Le séparatisme antisyndicaliste

Nous le voyons partout, par des partis politiques, des associations, et même des politiciens : le séparatisme antisyndical règne afin de défendre les actionnaires de Total Énergie et Exxon. Au travers des éléments décris dans le Préambule de la Constitution de 1946 : les éléments démontrent une réalité : briser une grève au travers de réquisition s’inscrit dans combattre la République et ses valeurs, la constitution et ses principes.

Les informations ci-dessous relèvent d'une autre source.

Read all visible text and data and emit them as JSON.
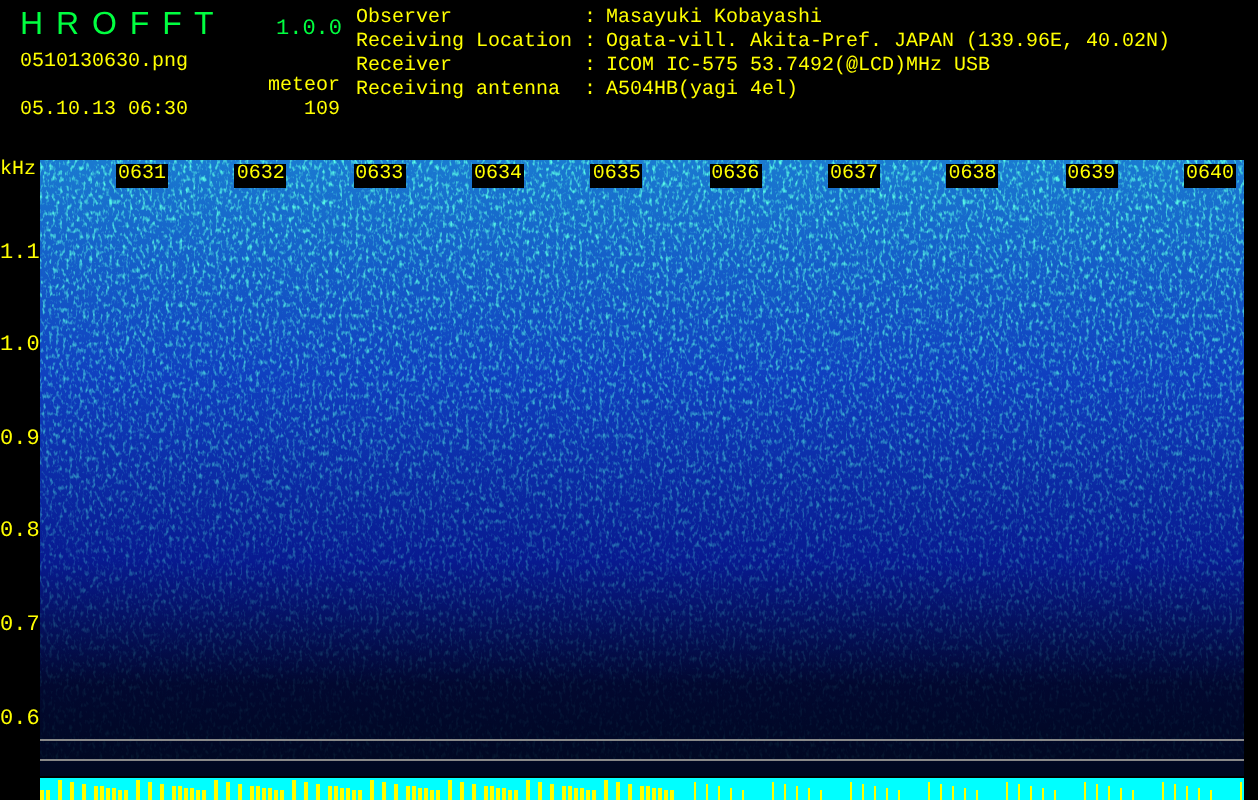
{
  "app": {
    "title": "H R O F F T",
    "version": "1.0.0",
    "filename": "0510130630.png",
    "datetime": "05.10.13 06:30",
    "counter_label": "meteor",
    "counter_value": "109"
  },
  "info": [
    {
      "label": "Observer",
      "sep": ":",
      "value": "Masayuki Kobayashi"
    },
    {
      "label": "Receiving Location",
      "sep": ":",
      "value": "Ogata-vill. Akita-Pref. JAPAN (139.96E, 40.02N)"
    },
    {
      "label": "Receiver",
      "sep": ":",
      "value": "ICOM IC-575 53.7492(@LCD)MHz USB"
    },
    {
      "label": "Receiving antenna",
      "sep": ":",
      "value": "A504HB(yagi 4el)"
    }
  ],
  "spectrogram": {
    "unit": "kHz",
    "y_labels": [
      "1.1",
      "1.0",
      "0.9",
      "0.8",
      "0.7",
      "0.6"
    ],
    "time_labels": [
      "0631",
      "0632",
      "0633",
      "0634",
      "0635",
      "0636",
      "0637",
      "0638",
      "0639",
      "0640"
    ]
  }
}
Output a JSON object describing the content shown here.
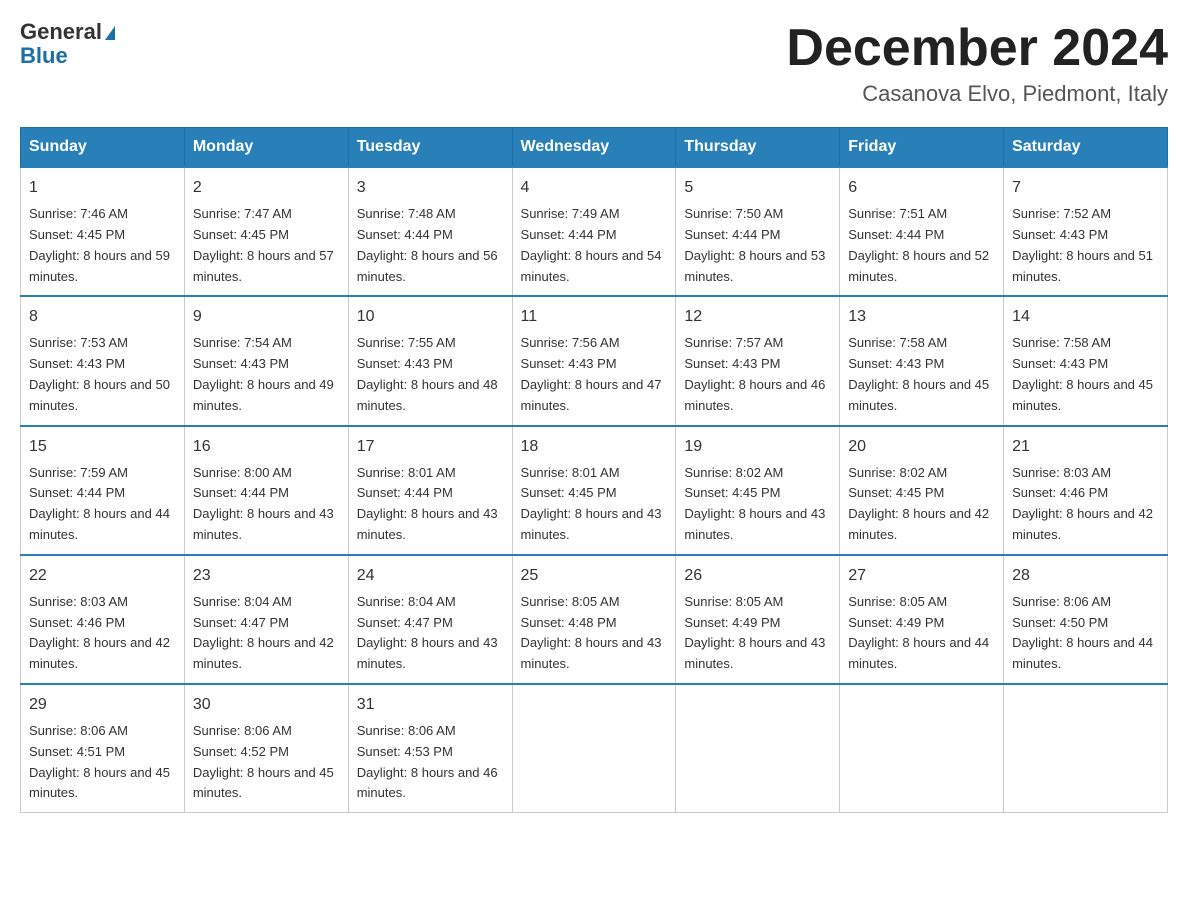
{
  "header": {
    "logo_line1": "General",
    "logo_line2": "Blue",
    "month_title": "December 2024",
    "location": "Casanova Elvo, Piedmont, Italy"
  },
  "days_of_week": [
    "Sunday",
    "Monday",
    "Tuesday",
    "Wednesday",
    "Thursday",
    "Friday",
    "Saturday"
  ],
  "weeks": [
    [
      {
        "day": "1",
        "sunrise": "7:46 AM",
        "sunset": "4:45 PM",
        "daylight": "8 hours and 59 minutes."
      },
      {
        "day": "2",
        "sunrise": "7:47 AM",
        "sunset": "4:45 PM",
        "daylight": "8 hours and 57 minutes."
      },
      {
        "day": "3",
        "sunrise": "7:48 AM",
        "sunset": "4:44 PM",
        "daylight": "8 hours and 56 minutes."
      },
      {
        "day": "4",
        "sunrise": "7:49 AM",
        "sunset": "4:44 PM",
        "daylight": "8 hours and 54 minutes."
      },
      {
        "day": "5",
        "sunrise": "7:50 AM",
        "sunset": "4:44 PM",
        "daylight": "8 hours and 53 minutes."
      },
      {
        "day": "6",
        "sunrise": "7:51 AM",
        "sunset": "4:44 PM",
        "daylight": "8 hours and 52 minutes."
      },
      {
        "day": "7",
        "sunrise": "7:52 AM",
        "sunset": "4:43 PM",
        "daylight": "8 hours and 51 minutes."
      }
    ],
    [
      {
        "day": "8",
        "sunrise": "7:53 AM",
        "sunset": "4:43 PM",
        "daylight": "8 hours and 50 minutes."
      },
      {
        "day": "9",
        "sunrise": "7:54 AM",
        "sunset": "4:43 PM",
        "daylight": "8 hours and 49 minutes."
      },
      {
        "day": "10",
        "sunrise": "7:55 AM",
        "sunset": "4:43 PM",
        "daylight": "8 hours and 48 minutes."
      },
      {
        "day": "11",
        "sunrise": "7:56 AM",
        "sunset": "4:43 PM",
        "daylight": "8 hours and 47 minutes."
      },
      {
        "day": "12",
        "sunrise": "7:57 AM",
        "sunset": "4:43 PM",
        "daylight": "8 hours and 46 minutes."
      },
      {
        "day": "13",
        "sunrise": "7:58 AM",
        "sunset": "4:43 PM",
        "daylight": "8 hours and 45 minutes."
      },
      {
        "day": "14",
        "sunrise": "7:58 AM",
        "sunset": "4:43 PM",
        "daylight": "8 hours and 45 minutes."
      }
    ],
    [
      {
        "day": "15",
        "sunrise": "7:59 AM",
        "sunset": "4:44 PM",
        "daylight": "8 hours and 44 minutes."
      },
      {
        "day": "16",
        "sunrise": "8:00 AM",
        "sunset": "4:44 PM",
        "daylight": "8 hours and 43 minutes."
      },
      {
        "day": "17",
        "sunrise": "8:01 AM",
        "sunset": "4:44 PM",
        "daylight": "8 hours and 43 minutes."
      },
      {
        "day": "18",
        "sunrise": "8:01 AM",
        "sunset": "4:45 PM",
        "daylight": "8 hours and 43 minutes."
      },
      {
        "day": "19",
        "sunrise": "8:02 AM",
        "sunset": "4:45 PM",
        "daylight": "8 hours and 43 minutes."
      },
      {
        "day": "20",
        "sunrise": "8:02 AM",
        "sunset": "4:45 PM",
        "daylight": "8 hours and 42 minutes."
      },
      {
        "day": "21",
        "sunrise": "8:03 AM",
        "sunset": "4:46 PM",
        "daylight": "8 hours and 42 minutes."
      }
    ],
    [
      {
        "day": "22",
        "sunrise": "8:03 AM",
        "sunset": "4:46 PM",
        "daylight": "8 hours and 42 minutes."
      },
      {
        "day": "23",
        "sunrise": "8:04 AM",
        "sunset": "4:47 PM",
        "daylight": "8 hours and 42 minutes."
      },
      {
        "day": "24",
        "sunrise": "8:04 AM",
        "sunset": "4:47 PM",
        "daylight": "8 hours and 43 minutes."
      },
      {
        "day": "25",
        "sunrise": "8:05 AM",
        "sunset": "4:48 PM",
        "daylight": "8 hours and 43 minutes."
      },
      {
        "day": "26",
        "sunrise": "8:05 AM",
        "sunset": "4:49 PM",
        "daylight": "8 hours and 43 minutes."
      },
      {
        "day": "27",
        "sunrise": "8:05 AM",
        "sunset": "4:49 PM",
        "daylight": "8 hours and 44 minutes."
      },
      {
        "day": "28",
        "sunrise": "8:06 AM",
        "sunset": "4:50 PM",
        "daylight": "8 hours and 44 minutes."
      }
    ],
    [
      {
        "day": "29",
        "sunrise": "8:06 AM",
        "sunset": "4:51 PM",
        "daylight": "8 hours and 45 minutes."
      },
      {
        "day": "30",
        "sunrise": "8:06 AM",
        "sunset": "4:52 PM",
        "daylight": "8 hours and 45 minutes."
      },
      {
        "day": "31",
        "sunrise": "8:06 AM",
        "sunset": "4:53 PM",
        "daylight": "8 hours and 46 minutes."
      },
      null,
      null,
      null,
      null
    ]
  ]
}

Qui sont les briseurs de grève ? Des milices patronales, l’extrême-droite ou encore les corporations vichysso-policières. Cela permet de mieux comprendre l’idée qui règne dans ce pays : ah ça ira, ça ira, les actionnaires à la lanterne, ah ça ira, ça ira, les actionnaires on les … Bien sûr, il faudrait repasser à plusieurs reprises, mais lorsque nous voyons les réquisition s’inscrire dans la légalité, mais en opposition à l’Etat de droit, alors on peut se surprendre à soutenir des thèses : le terrain se prépare progressivement vers la fin du syndicalisme et c’est exactement ce que les personnes opposées au droit des travailleurs veulent. Un système où il n’y aurait plus de constitution, car cela entrave clairement le marché. Bref, les pires idées refont surface au travers de l’aide de la Macronie.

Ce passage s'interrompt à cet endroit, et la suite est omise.